Nous nous souvenons aussi de ce qu’on a pu lire de la duplicité[3] comme élément
essentiel du mode de vie en URSS, nécessaire prudence pour les uns, tremplin pour des
ambitions sociales pour les autres, chacun tenant compte d’un discours officiel qui peu à
peu se vide de sens. Nous nous souvenons du rôle des radios étrangères, de l’étroitesse des
appartements soviétiques (ils sont cinq dans 36 m2 et Elena trouve cela plutôt bien!) Nous
nous souvenons des échos du goulag, portés par les samizdats, et de ce que, comme elle,
nous nous sommes demandé à la lecture de leurs terribles récits comment ces hommes et
ces femmes avaient bien pu tenir.
Nous nous souvenons, nous aussi, d’esprits libres magnifiques qui faisaient face au
pouvoir, tels certains enseignants qu’elle a rencontrés, ou de détails relevés, détails de rien
mais qui disent tout: dans les pays du «camp socialiste», on reconnaissait un étranger à sa
seule démarche[4]…
Elena est consciente de vivre dans une bulle au quotidien privilégié, mais le pouvoir est
là, et pas seulement au goulag. Il ferme le lycée où elle était élève, pour cause d’«antisoviétisme» et de «sionisme». Elle choisit alors l’étude des langues. Le monde extérieur serait-il
en vue? Oui, mais pas n’importe lequel. Le même contrôle pesant de l’État la pousse à
choisir prudemment le… suédois. La maîtrise, peu à peu, d‘autres langues, l’allemand, l’anglais, le français, lui ouvre un large horizon dont elle réalise qu’il peut rapidement lui faire
1. Voir Raymond DUGUET, Un Bagne en Russie Rouge, premier témoignage français sur le goulag, publié chez
Taillandier en 1927, mais récemment réédité avec une préface de Nicolas WERTH.
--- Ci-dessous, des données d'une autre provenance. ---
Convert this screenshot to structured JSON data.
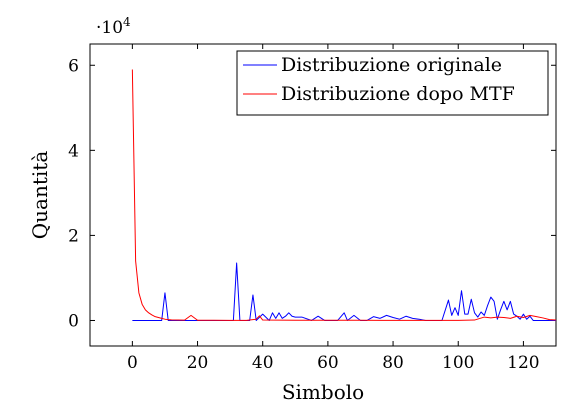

2. Elena subira elle aussi cette suspicion bien quelle ne soit que la petite-fille d’ennemis du peuple. Une fois de
plus, c’est à tort que les pratiques nord-coréennes de répression familiale sont jugées exotiques: elles existaient en
URSS, même après la mort de Staline.
3. Voir Alexandre DIMOV, Les hommes doubles. La vie quotidienne en Union soviétique, Jean-Claude Lattès, 1980.
4. Voir le passage de l’intervention d’Ilios Yannakakis à notre colloque du 24 juin dernier sur les touristes occidentaux en Tchécoslovaquie, p.53.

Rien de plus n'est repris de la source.